There is no doubt that the Liberal Democrats got a bloody nose this week, both in the local elections and in the rejection of the Alternative Vote system they championed.
Of the two coalition government partners, they are the ones voters have rounded on.
If you’re a rank and file member of the Lib Dems, you must be feeling very flat today. All those years of desperation to be in a position where your party had a say in the governing of the country. And when you finally get into power by joining with the Tories, people make you the whipping boys in the first chance they get to pass judgment via the ballot box.

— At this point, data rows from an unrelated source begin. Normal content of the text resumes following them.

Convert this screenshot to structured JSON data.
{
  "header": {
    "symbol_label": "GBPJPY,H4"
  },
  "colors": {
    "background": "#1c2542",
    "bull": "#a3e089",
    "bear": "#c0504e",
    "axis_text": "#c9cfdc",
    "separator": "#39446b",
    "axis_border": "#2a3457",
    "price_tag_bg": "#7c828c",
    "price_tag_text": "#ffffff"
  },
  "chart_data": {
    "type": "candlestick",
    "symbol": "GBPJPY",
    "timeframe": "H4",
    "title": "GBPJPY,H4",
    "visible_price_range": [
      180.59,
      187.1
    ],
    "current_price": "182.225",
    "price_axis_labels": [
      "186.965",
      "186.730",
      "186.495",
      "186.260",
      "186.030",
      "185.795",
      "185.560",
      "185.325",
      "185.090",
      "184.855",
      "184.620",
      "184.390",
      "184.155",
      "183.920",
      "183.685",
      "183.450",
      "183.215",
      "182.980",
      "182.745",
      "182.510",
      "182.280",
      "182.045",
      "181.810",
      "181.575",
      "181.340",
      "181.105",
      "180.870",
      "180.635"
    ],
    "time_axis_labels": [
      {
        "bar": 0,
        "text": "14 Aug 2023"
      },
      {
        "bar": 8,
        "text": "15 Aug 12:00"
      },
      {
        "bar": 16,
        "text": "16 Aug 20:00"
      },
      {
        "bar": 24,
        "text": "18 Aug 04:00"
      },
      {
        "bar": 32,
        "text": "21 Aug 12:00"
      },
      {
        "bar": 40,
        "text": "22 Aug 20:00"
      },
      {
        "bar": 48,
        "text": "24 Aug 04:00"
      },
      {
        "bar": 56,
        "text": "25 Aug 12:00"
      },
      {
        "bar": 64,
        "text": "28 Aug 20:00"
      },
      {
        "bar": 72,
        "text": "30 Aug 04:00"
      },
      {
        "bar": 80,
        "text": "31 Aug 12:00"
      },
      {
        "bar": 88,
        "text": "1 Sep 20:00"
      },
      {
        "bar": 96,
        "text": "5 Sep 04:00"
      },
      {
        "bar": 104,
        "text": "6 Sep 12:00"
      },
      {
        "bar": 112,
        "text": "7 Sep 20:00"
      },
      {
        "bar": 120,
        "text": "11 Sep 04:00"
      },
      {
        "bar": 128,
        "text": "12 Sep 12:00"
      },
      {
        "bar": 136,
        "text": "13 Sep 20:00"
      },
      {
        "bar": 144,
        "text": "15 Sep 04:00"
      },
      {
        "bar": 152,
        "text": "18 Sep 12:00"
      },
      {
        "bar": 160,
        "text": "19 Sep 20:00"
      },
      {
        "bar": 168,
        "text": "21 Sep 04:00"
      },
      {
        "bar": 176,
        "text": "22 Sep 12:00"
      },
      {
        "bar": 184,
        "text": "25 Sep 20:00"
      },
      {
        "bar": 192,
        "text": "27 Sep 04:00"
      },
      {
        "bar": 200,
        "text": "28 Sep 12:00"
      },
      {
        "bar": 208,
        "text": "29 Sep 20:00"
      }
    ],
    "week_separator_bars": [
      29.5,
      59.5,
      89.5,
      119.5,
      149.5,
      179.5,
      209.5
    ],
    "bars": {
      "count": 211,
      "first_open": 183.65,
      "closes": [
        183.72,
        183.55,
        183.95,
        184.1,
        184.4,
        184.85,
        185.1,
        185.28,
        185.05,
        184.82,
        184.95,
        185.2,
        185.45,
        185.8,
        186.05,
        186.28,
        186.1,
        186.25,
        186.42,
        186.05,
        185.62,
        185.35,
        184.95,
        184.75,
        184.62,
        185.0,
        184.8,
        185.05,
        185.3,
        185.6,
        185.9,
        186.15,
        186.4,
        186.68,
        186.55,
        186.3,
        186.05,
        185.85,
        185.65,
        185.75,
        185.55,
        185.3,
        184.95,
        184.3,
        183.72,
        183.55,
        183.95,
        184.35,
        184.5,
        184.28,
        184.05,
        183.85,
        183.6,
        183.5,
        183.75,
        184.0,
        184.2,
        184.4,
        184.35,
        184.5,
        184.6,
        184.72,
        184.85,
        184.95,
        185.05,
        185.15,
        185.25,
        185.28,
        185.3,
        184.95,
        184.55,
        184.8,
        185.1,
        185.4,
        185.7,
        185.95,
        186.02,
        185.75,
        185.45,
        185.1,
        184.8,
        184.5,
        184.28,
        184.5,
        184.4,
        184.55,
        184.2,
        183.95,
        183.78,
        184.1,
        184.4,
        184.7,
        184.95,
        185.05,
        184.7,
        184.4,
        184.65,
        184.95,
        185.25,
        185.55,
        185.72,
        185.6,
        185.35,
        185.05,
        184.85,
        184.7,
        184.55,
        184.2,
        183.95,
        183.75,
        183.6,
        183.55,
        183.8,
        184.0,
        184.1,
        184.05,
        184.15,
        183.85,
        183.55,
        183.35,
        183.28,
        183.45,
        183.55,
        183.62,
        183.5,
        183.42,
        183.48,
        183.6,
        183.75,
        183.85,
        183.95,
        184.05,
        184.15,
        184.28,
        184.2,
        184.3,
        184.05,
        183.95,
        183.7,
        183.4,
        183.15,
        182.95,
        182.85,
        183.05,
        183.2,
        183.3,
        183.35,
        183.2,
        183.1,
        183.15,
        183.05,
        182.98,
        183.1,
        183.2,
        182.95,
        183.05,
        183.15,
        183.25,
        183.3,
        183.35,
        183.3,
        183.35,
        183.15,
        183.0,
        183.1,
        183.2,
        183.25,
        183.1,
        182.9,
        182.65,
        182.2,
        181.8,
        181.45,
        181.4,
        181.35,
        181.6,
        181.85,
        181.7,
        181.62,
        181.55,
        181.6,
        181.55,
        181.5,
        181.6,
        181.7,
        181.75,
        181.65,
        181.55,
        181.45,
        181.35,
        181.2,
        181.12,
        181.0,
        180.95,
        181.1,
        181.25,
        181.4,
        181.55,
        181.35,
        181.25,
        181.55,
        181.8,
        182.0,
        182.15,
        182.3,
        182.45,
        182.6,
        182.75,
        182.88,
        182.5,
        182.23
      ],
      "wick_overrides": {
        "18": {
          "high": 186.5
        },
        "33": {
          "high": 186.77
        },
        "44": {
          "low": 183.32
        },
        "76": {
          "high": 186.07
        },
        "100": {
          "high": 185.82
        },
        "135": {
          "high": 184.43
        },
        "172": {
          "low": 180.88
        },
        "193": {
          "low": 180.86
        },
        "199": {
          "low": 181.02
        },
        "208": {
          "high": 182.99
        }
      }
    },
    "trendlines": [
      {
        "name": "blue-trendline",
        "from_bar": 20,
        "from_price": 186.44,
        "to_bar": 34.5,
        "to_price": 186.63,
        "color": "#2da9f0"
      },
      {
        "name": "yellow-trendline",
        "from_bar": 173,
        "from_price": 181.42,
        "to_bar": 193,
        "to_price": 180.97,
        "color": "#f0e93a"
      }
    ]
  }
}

In East Hampshire, the Tories took nine seats from the Lib Dems. It was so bad that even the Lib Dem leader Jerry Janes was toppled, while the party lost one Horndean seat it had held for a quarter of a century. Over in Chichester it was a similar story, with the Lib Dems losing three seats and the Tories gaining four.
Of course it isn’t the first time in history that Lib Dem optimism about holding power has backfired. Remember party leader David Steele telling party members in 1981 to go back to their constituencies and prepare for government? It never happened.
Now the party IS part of the government of the day, but voters have sent a clear message that they are not happy with how the Lib Dems have behaved as they sit at the top table with the Tories and make decisions that affect us all.
Local election candidates talk of the issue of tuition fees coming up again and again on the doorstep.
To many, it’s about trust. The Lib Dems pledged not to raise the fees and then, once in power, were complicit in trebling them – and scrapping the Education Maintenance Allowance.
A coalition of compromise was never going to be easy, particularly between such odd bedfellows as the Tories and the Lib Dems. But the Lib Dems now need to think long and hard about where they go from here – and how they win back the confidence of people who feel betrayed.